How was that possible? After various defections, the current government is supported by 156 of 300 MPs, still a workable and reasonably stable majority of 52 per cent. But although the office is largely ceremonial, electing a new president requires a super majority: two thirds of the MPs in the first two rounds or 60 per cent (180 votes) in the third and final round.
Photo by ARKNTINA
That alone is an unusual arrangement, as a surprisingly large number of European states does more or less well with unelected ceremonial heads of state (think monarchy), while many others are content to elect the chief figurehead by run-off or simple plurality rules. In Greece, parliament is dissolved instead (and to add insult to injury, a simple plurality is sufficient to elect a president in the new parliament).

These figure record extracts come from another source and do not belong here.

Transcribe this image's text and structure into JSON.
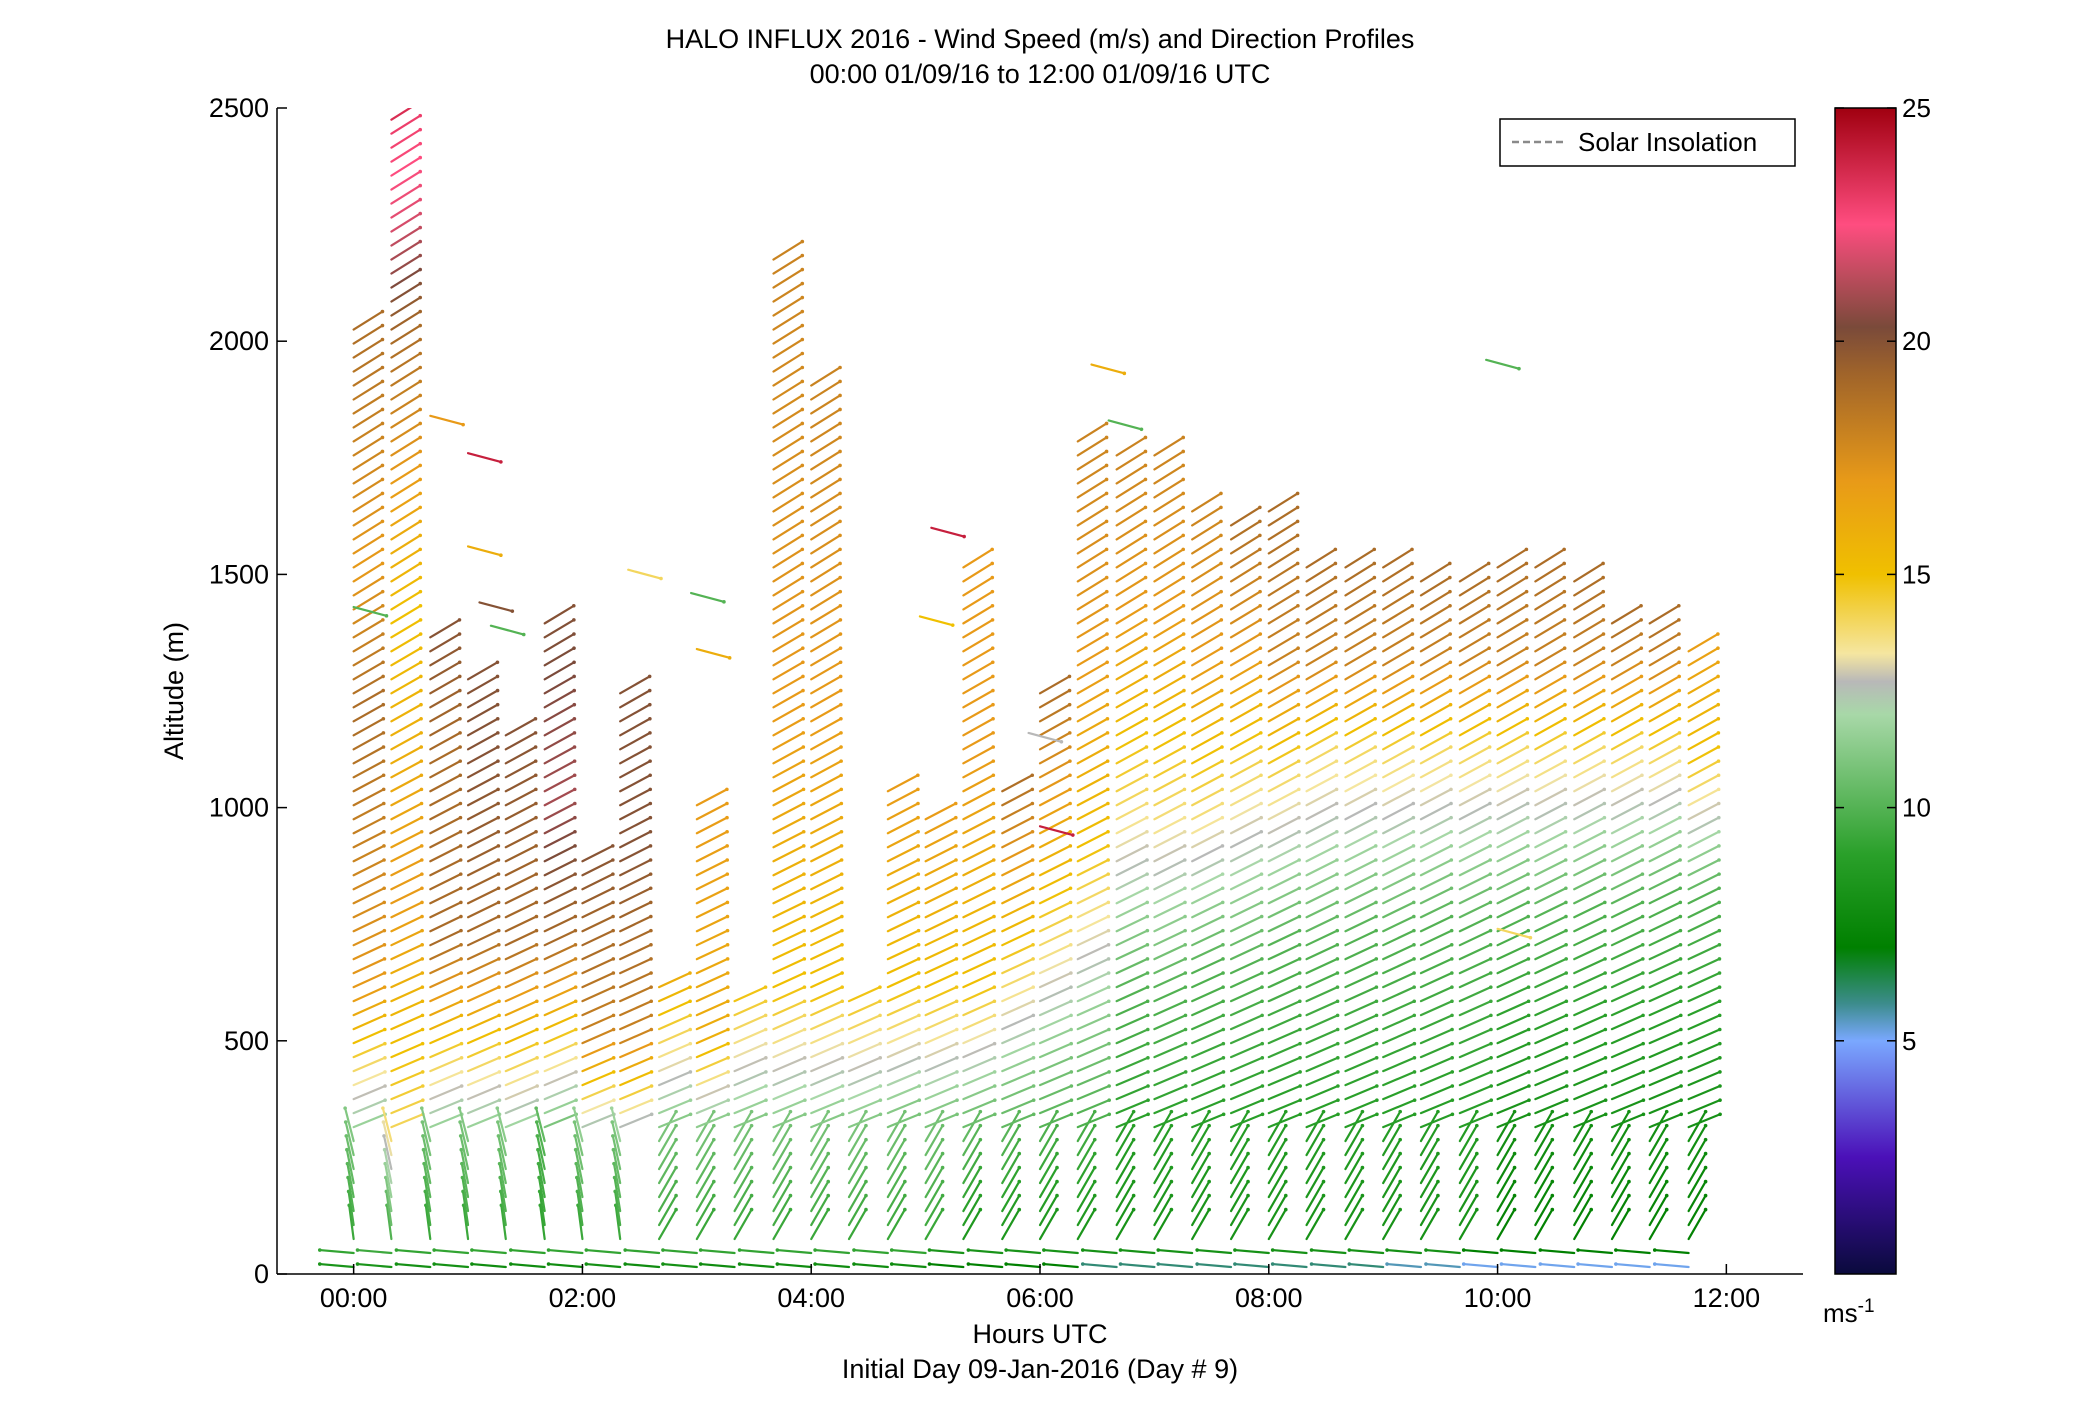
{
  "chart_data": {
    "type": "barb-profile",
    "title_line1": "HALO INFLUX 2016 - Wind Speed (m/s) and Direction Profiles",
    "title_line2": "00:00 01/09/16 to 12:00 01/09/16  UTC",
    "xlabel": "Hours UTC",
    "footer": "Initial Day 09-Jan-2016 (Day # 9)",
    "ylabel": "Altitude (m)",
    "xlim": [
      -0.67,
      12.67
    ],
    "ylim": [
      0,
      2500
    ],
    "x_ticks": [
      {
        "value": 0,
        "label": "00:00"
      },
      {
        "value": 2,
        "label": "02:00"
      },
      {
        "value": 4,
        "label": "04:00"
      },
      {
        "value": 6,
        "label": "06:00"
      },
      {
        "value": 8,
        "label": "08:00"
      },
      {
        "value": 10,
        "label": "10:00"
      },
      {
        "value": 12,
        "label": "12:00"
      }
    ],
    "y_ticks": [
      {
        "value": 0,
        "label": "0"
      },
      {
        "value": 500,
        "label": "500"
      },
      {
        "value": 1000,
        "label": "1000"
      },
      {
        "value": 1500,
        "label": "1500"
      },
      {
        "value": 2000,
        "label": "2000"
      },
      {
        "value": 2500,
        "label": "2500"
      }
    ],
    "legend": {
      "label": "Solar Insolation",
      "position": "top-right",
      "color": "#8a8a8a"
    },
    "colorbar": {
      "range": [
        0,
        25
      ],
      "ticks": [
        {
          "value": 5,
          "label": "5"
        },
        {
          "value": 10,
          "label": "10"
        },
        {
          "value": 15,
          "label": "15"
        },
        {
          "value": 20,
          "label": "20"
        },
        {
          "value": 25,
          "label": "25"
        }
      ],
      "unit": "ms",
      "unit_exp": "-1",
      "stops": [
        {
          "v": 0,
          "c": "#0a0a3c"
        },
        {
          "v": 2.5,
          "c": "#4b10b8"
        },
        {
          "v": 5,
          "c": "#7aa8ff"
        },
        {
          "v": 5.8,
          "c": "#3c8c8c"
        },
        {
          "v": 7,
          "c": "#008000"
        },
        {
          "v": 9,
          "c": "#2aa02a"
        },
        {
          "v": 12,
          "c": "#a8d8a8"
        },
        {
          "v": 12.7,
          "c": "#b8b8b8"
        },
        {
          "v": 13.3,
          "c": "#f5e6a0"
        },
        {
          "v": 15,
          "c": "#f0c000"
        },
        {
          "v": 17,
          "c": "#e89a18"
        },
        {
          "v": 19.3,
          "c": "#a0642a"
        },
        {
          "v": 20.3,
          "c": "#7a4a3a"
        },
        {
          "v": 22.5,
          "c": "#ff4d80"
        },
        {
          "v": 25,
          "c": "#a00010"
        }
      ]
    },
    "profiles": [
      {
        "t": 0.0,
        "top": 2050,
        "speed": [
          [
            0,
            6
          ],
          [
            20,
            9
          ],
          [
            280,
            11
          ],
          [
            600,
            17
          ],
          [
            1200,
            19
          ],
          [
            1500,
            17
          ],
          [
            2050,
            19
          ]
        ]
      },
      {
        "t": 0.33,
        "top": 2500,
        "speed": [
          [
            0,
            6
          ],
          [
            20,
            9
          ],
          [
            300,
            14
          ],
          [
            800,
            17
          ],
          [
            1400,
            15
          ],
          [
            2000,
            19
          ],
          [
            2250,
            22
          ],
          [
            2450,
            23
          ],
          [
            2500,
            24
          ]
        ]
      },
      {
        "t": 0.67,
        "top": 1380,
        "speed": [
          [
            0,
            5
          ],
          [
            20,
            9
          ],
          [
            280,
            11
          ],
          [
            700,
            19
          ],
          [
            1100,
            19
          ],
          [
            1380,
            20
          ]
        ]
      },
      {
        "t": 1.0,
        "top": 1300,
        "speed": [
          [
            0,
            5
          ],
          [
            20,
            9
          ],
          [
            280,
            11
          ],
          [
            700,
            19
          ],
          [
            1100,
            20
          ],
          [
            1300,
            20
          ]
        ]
      },
      {
        "t": 1.33,
        "top": 1170,
        "speed": [
          [
            0,
            4
          ],
          [
            20,
            9
          ],
          [
            270,
            11
          ],
          [
            700,
            19
          ],
          [
            1170,
            20
          ]
        ]
      },
      {
        "t": 1.67,
        "top": 1400,
        "speed": [
          [
            0,
            4
          ],
          [
            20,
            9
          ],
          [
            270,
            10
          ],
          [
            700,
            19
          ],
          [
            1000,
            21
          ],
          [
            1400,
            20
          ]
        ]
      },
      {
        "t": 2.0,
        "top": 900,
        "speed": [
          [
            0,
            4
          ],
          [
            20,
            9
          ],
          [
            270,
            11
          ],
          [
            500,
            18
          ],
          [
            900,
            20
          ]
        ]
      },
      {
        "t": 2.33,
        "top": 1250,
        "speed": [
          [
            0,
            5
          ],
          [
            20,
            9
          ],
          [
            260,
            11
          ],
          [
            500,
            18
          ],
          [
            900,
            20
          ],
          [
            1250,
            20
          ]
        ]
      },
      {
        "t": 2.67,
        "top": 620,
        "speed": [
          [
            0,
            4
          ],
          [
            20,
            9
          ],
          [
            300,
            11
          ],
          [
            620,
            16
          ]
        ]
      },
      {
        "t": 3.0,
        "top": 1020,
        "speed": [
          [
            0,
            5
          ],
          [
            20,
            9
          ],
          [
            300,
            11
          ],
          [
            500,
            16
          ],
          [
            1020,
            17
          ]
        ]
      },
      {
        "t": 3.33,
        "top": 600,
        "speed": [
          [
            0,
            4
          ],
          [
            20,
            9
          ],
          [
            300,
            11
          ],
          [
            600,
            15
          ]
        ]
      },
      {
        "t": 3.67,
        "top": 2180,
        "speed": [
          [
            0,
            4
          ],
          [
            20,
            9
          ],
          [
            300,
            11
          ],
          [
            600,
            15
          ],
          [
            1200,
            17
          ],
          [
            2180,
            18
          ]
        ]
      },
      {
        "t": 4.0,
        "top": 1920,
        "speed": [
          [
            0,
            4
          ],
          [
            20,
            9
          ],
          [
            300,
            11
          ],
          [
            600,
            15
          ],
          [
            1200,
            17
          ],
          [
            1920,
            18
          ]
        ]
      },
      {
        "t": 4.33,
        "top": 600,
        "speed": [
          [
            0,
            4
          ],
          [
            20,
            9
          ],
          [
            300,
            11
          ],
          [
            600,
            15
          ]
        ]
      },
      {
        "t": 4.67,
        "top": 1050,
        "speed": [
          [
            0,
            4
          ],
          [
            20,
            9
          ],
          [
            330,
            11
          ],
          [
            600,
            15
          ],
          [
            1050,
            17
          ]
        ]
      },
      {
        "t": 5.0,
        "top": 1000,
        "speed": [
          [
            0,
            4
          ],
          [
            20,
            9
          ],
          [
            330,
            11
          ],
          [
            600,
            15
          ],
          [
            1000,
            17
          ]
        ]
      },
      {
        "t": 5.33,
        "top": 1530,
        "speed": [
          [
            0,
            4
          ],
          [
            20,
            8
          ],
          [
            360,
            11
          ],
          [
            600,
            15
          ],
          [
            1100,
            17
          ],
          [
            1530,
            17
          ]
        ]
      },
      {
        "t": 5.67,
        "top": 1050,
        "speed": [
          [
            0,
            4
          ],
          [
            20,
            8
          ],
          [
            400,
            11
          ],
          [
            700,
            15
          ],
          [
            1050,
            19
          ]
        ]
      },
      {
        "t": 6.0,
        "top": 1250,
        "speed": [
          [
            0,
            4
          ],
          [
            20,
            8
          ],
          [
            450,
            11
          ],
          [
            800,
            15
          ],
          [
            1250,
            19
          ]
        ]
      },
      {
        "t": 6.33,
        "top": 1800,
        "speed": [
          [
            0,
            4
          ],
          [
            20,
            8
          ],
          [
            500,
            11
          ],
          [
            900,
            15
          ],
          [
            1300,
            17
          ],
          [
            1800,
            18
          ]
        ]
      },
      {
        "t": 6.67,
        "top": 1770,
        "speed": [
          [
            0,
            4
          ],
          [
            30,
            8
          ],
          [
            600,
            10
          ],
          [
            1000,
            14
          ],
          [
            1400,
            17
          ],
          [
            1770,
            18
          ]
        ]
      },
      {
        "t": 7.0,
        "top": 1770,
        "speed": [
          [
            0,
            4
          ],
          [
            30,
            8
          ],
          [
            600,
            10
          ],
          [
            1000,
            14
          ],
          [
            1400,
            17
          ],
          [
            1770,
            18
          ]
        ]
      },
      {
        "t": 7.33,
        "top": 1650,
        "speed": [
          [
            0,
            4
          ],
          [
            30,
            8
          ],
          [
            650,
            10
          ],
          [
            1000,
            14
          ],
          [
            1300,
            17
          ],
          [
            1650,
            18
          ]
        ]
      },
      {
        "t": 7.67,
        "top": 1620,
        "speed": [
          [
            0,
            4
          ],
          [
            30,
            8
          ],
          [
            650,
            10
          ],
          [
            1050,
            14
          ],
          [
            1300,
            17
          ],
          [
            1620,
            19
          ]
        ]
      },
      {
        "t": 8.0,
        "top": 1650,
        "speed": [
          [
            0,
            4
          ],
          [
            30,
            8
          ],
          [
            700,
            10
          ],
          [
            1050,
            14
          ],
          [
            1300,
            18
          ],
          [
            1650,
            19
          ]
        ]
      },
      {
        "t": 8.33,
        "top": 1540,
        "speed": [
          [
            0,
            4
          ],
          [
            30,
            8
          ],
          [
            700,
            10
          ],
          [
            1100,
            14
          ],
          [
            1300,
            18
          ],
          [
            1540,
            19
          ]
        ]
      },
      {
        "t": 8.67,
        "top": 1520,
        "speed": [
          [
            0,
            4
          ],
          [
            30,
            8
          ],
          [
            720,
            10
          ],
          [
            1100,
            14
          ],
          [
            1300,
            18
          ],
          [
            1520,
            19
          ]
        ]
      },
      {
        "t": 9.0,
        "top": 1540,
        "speed": [
          [
            0,
            4
          ],
          [
            30,
            8
          ],
          [
            720,
            10
          ],
          [
            1100,
            14
          ],
          [
            1300,
            18
          ],
          [
            1540,
            19
          ]
        ]
      },
      {
        "t": 9.33,
        "top": 1490,
        "speed": [
          [
            0,
            4
          ],
          [
            40,
            8
          ],
          [
            740,
            10
          ],
          [
            1100,
            14
          ],
          [
            1300,
            18
          ],
          [
            1490,
            19
          ]
        ]
      },
      {
        "t": 9.67,
        "top": 1500,
        "speed": [
          [
            0,
            4
          ],
          [
            40,
            8
          ],
          [
            740,
            10
          ],
          [
            1100,
            14
          ],
          [
            1300,
            18
          ],
          [
            1500,
            19
          ]
        ]
      },
      {
        "t": 10.0,
        "top": 1540,
        "speed": [
          [
            0,
            4
          ],
          [
            40,
            7
          ],
          [
            760,
            10
          ],
          [
            1100,
            14
          ],
          [
            1300,
            18
          ],
          [
            1540,
            19
          ]
        ]
      },
      {
        "t": 10.33,
        "top": 1540,
        "speed": [
          [
            0,
            4
          ],
          [
            40,
            7
          ],
          [
            760,
            10
          ],
          [
            1100,
            14
          ],
          [
            1300,
            18
          ],
          [
            1540,
            19
          ]
        ]
      },
      {
        "t": 10.67,
        "top": 1490,
        "speed": [
          [
            0,
            4
          ],
          [
            40,
            7
          ],
          [
            780,
            10
          ],
          [
            1100,
            14
          ],
          [
            1300,
            18
          ],
          [
            1490,
            19
          ]
        ]
      },
      {
        "t": 11.0,
        "top": 1400,
        "speed": [
          [
            0,
            4
          ],
          [
            40,
            7
          ],
          [
            780,
            10
          ],
          [
            1100,
            14
          ],
          [
            1300,
            18
          ],
          [
            1400,
            19
          ]
        ]
      },
      {
        "t": 11.33,
        "top": 1400,
        "speed": [
          [
            0,
            4
          ],
          [
            40,
            7
          ],
          [
            800,
            10
          ],
          [
            1100,
            14
          ],
          [
            1300,
            18
          ],
          [
            1400,
            19
          ]
        ]
      },
      {
        "t": 11.67,
        "top": 1360,
        "speed": [
          [
            0,
            4
          ],
          [
            40,
            7
          ],
          [
            800,
            10
          ],
          [
            1100,
            15
          ],
          [
            1360,
            17
          ]
        ]
      }
    ],
    "isolated_barbs": [
      {
        "t": 0.0,
        "alt": 1430,
        "speed": 10
      },
      {
        "t": 0.67,
        "alt": 1840,
        "speed": 17
      },
      {
        "t": 1.0,
        "alt": 1760,
        "speed": 24
      },
      {
        "t": 1.0,
        "alt": 1560,
        "speed": 16
      },
      {
        "t": 1.2,
        "alt": 1390,
        "speed": 10
      },
      {
        "t": 1.1,
        "alt": 1440,
        "speed": 20
      },
      {
        "t": 2.4,
        "alt": 1510,
        "speed": 14
      },
      {
        "t": 2.95,
        "alt": 1460,
        "speed": 10
      },
      {
        "t": 3.0,
        "alt": 1340,
        "speed": 16
      },
      {
        "t": 5.05,
        "alt": 1600,
        "speed": 24
      },
      {
        "t": 4.95,
        "alt": 1410,
        "speed": 15
      },
      {
        "t": 5.9,
        "alt": 1160,
        "speed": 12.7
      },
      {
        "t": 6.0,
        "alt": 960,
        "speed": 24
      },
      {
        "t": 6.45,
        "alt": 1950,
        "speed": 16
      },
      {
        "t": 6.6,
        "alt": 1830,
        "speed": 10
      },
      {
        "t": 9.9,
        "alt": 1960,
        "speed": 10
      },
      {
        "t": 10.0,
        "alt": 740,
        "speed": 14
      }
    ]
  }
}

Given the current state of the polls, the most likely outcome of the election on January 25 is a hung parliament: the government will lose its majority, but Syriza will probably find itself without a coalition partner and will not be able to govern alone even if they win the bonus awarded to the biggest party. Moreover, the small “Democratic Left” party will probably be wiped out, and various independent MPs will lose their seats. The right-wing “Independent Greeks” and the neo-fascist “Golden Dawn” are also poised to suffer (less dramatic) losses. On political grounds alone, the continuing until 2016 should have been preferable to an early election for any MP to the right of Syriza, not to mention the decline in personal circumstances for those who will lose their seats.
The 25 independents acting in unison alone could have prevented the election. And yet, only 168 MPs voted for the government’s candidate, 13 more (or perhaps 15 more – this is confusing) than the government’s own voting bloc but 12 less than required to prevent the election. So the others either have privileged information about the outcome of the election, value principled opposition higher than political outcomes and personal welfare, have silently defected to Syriza, or have received some side-payment. Or they are irrational. Your choice.